Isso ocorre por que "Muitos têm a percepção que é a única Instituição
ainda em condições legais para realizar tais atos... Mas cada religião
tem seus rituais e suas cerimônias para todas as necessidades de seus
fiéis. E as de matriz africana incluíram-se nessa colocação".
Marcio Marins, coordenador de articulação política do Fórum
Paranaense das Religiões de Matriz Africana, entende que continua
difícil separar a ligação do catolicismo com a religião afro. "Até mesmo
babalorixás e yalorixás se casam fora dos terreiros.
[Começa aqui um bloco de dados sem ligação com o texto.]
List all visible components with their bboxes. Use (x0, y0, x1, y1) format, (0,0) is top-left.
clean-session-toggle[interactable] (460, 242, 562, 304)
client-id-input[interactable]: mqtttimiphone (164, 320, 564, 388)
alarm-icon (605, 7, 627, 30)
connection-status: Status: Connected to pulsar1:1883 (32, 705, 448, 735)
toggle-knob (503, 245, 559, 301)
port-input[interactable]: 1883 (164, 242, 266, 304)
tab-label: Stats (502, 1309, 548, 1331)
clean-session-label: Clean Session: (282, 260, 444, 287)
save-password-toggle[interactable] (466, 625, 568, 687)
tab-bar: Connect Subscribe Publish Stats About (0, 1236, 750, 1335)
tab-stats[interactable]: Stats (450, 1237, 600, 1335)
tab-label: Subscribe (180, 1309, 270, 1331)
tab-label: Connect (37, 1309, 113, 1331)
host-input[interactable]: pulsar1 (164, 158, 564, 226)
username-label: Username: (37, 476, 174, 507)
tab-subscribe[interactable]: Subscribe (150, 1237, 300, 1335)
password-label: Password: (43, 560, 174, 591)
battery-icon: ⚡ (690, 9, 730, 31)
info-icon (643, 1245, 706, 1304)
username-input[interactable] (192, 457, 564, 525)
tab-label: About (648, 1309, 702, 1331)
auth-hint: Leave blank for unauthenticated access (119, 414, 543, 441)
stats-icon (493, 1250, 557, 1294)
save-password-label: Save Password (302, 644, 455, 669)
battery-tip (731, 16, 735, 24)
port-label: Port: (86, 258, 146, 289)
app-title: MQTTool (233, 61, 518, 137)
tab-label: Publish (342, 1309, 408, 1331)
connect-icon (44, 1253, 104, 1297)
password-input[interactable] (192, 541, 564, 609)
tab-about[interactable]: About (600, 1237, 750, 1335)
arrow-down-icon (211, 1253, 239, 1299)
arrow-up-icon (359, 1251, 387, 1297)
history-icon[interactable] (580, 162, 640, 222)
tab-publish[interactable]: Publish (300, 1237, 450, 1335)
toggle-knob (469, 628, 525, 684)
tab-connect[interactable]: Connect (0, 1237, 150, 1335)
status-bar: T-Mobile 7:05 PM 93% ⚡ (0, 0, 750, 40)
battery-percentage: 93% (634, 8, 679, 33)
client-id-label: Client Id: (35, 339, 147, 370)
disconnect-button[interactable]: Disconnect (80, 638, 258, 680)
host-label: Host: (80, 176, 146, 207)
Essa ação nos
ajuda a fortalecer a religião para que possamos reconhecer que somos de
matriz africana com vários nomes, mas não precisamos recorrer a outras
entidades religiosas para realizar a cerimônia de casamento".
Para Marcio, a união matrimonial celebrada no candomblé aumenta a
autoestima da população de terreiro e faz com que cada vez mais as
pessoas busquem e reivindiquem seus direitos civis.
Isso nem sempre é fácil, em 2002, Gorete Dorneles Machado ficou viúva
e tentou provar a validade de sua união com Renato Fernando Guedes,
realizada num terreiro de Umbanda em 1983. Gorete solicitou a pensão
pós-morte do marido ao INSS, mas ela foi negada. O motivo alegado foi
que ela não tinha uma união estável.
Quando apresentou uma certidão de casamento emitida pela Federação de
Cultos Afros, recebeu a informação de que ela não tinha validade. Foi
preciso recorrer ao poder judiciário.
Com o apoio do babalorixá Dyba e da ONG CEERT (Centro de Estudos do
Trabalho e Desigualdades), que luta pelos direitos da comunidade afro, a
viúva percebeu que conseguira a ajuda necessária. O julgamento ocorreu
na 8ª Vara Civil do TJ/RS e o resultado foi favorável à Gorete, por
unanimidade.
"Daria um filme aquele julgamento, fiz a sustentação oral num
tribunal repleto de pessoas de religião de matriz africana com
atabaques, com as indumentárias, lutando por seus direitos. Pela
primeira vez o judiciário brasileiro reconhecia a validade do casamento
nas religiões de matriz africana, afirmando que o casamento no terreiro
tem a mesma validade que o casamento na catedral, na mesquita, na
sinagoga... ", declara Hédio Silva Junior, diretor executivo da CEERT e
advogado de Gorete na ocasião.
Embora não haja números oficiais, as associações que defendem os
direitos das religiões afro-brasileiras acreditam que o número de
casamentos cresce não só dentro dos terreiros, mas também dentro de
igrejas católicas, que passaram a fazer referências ao candomblé.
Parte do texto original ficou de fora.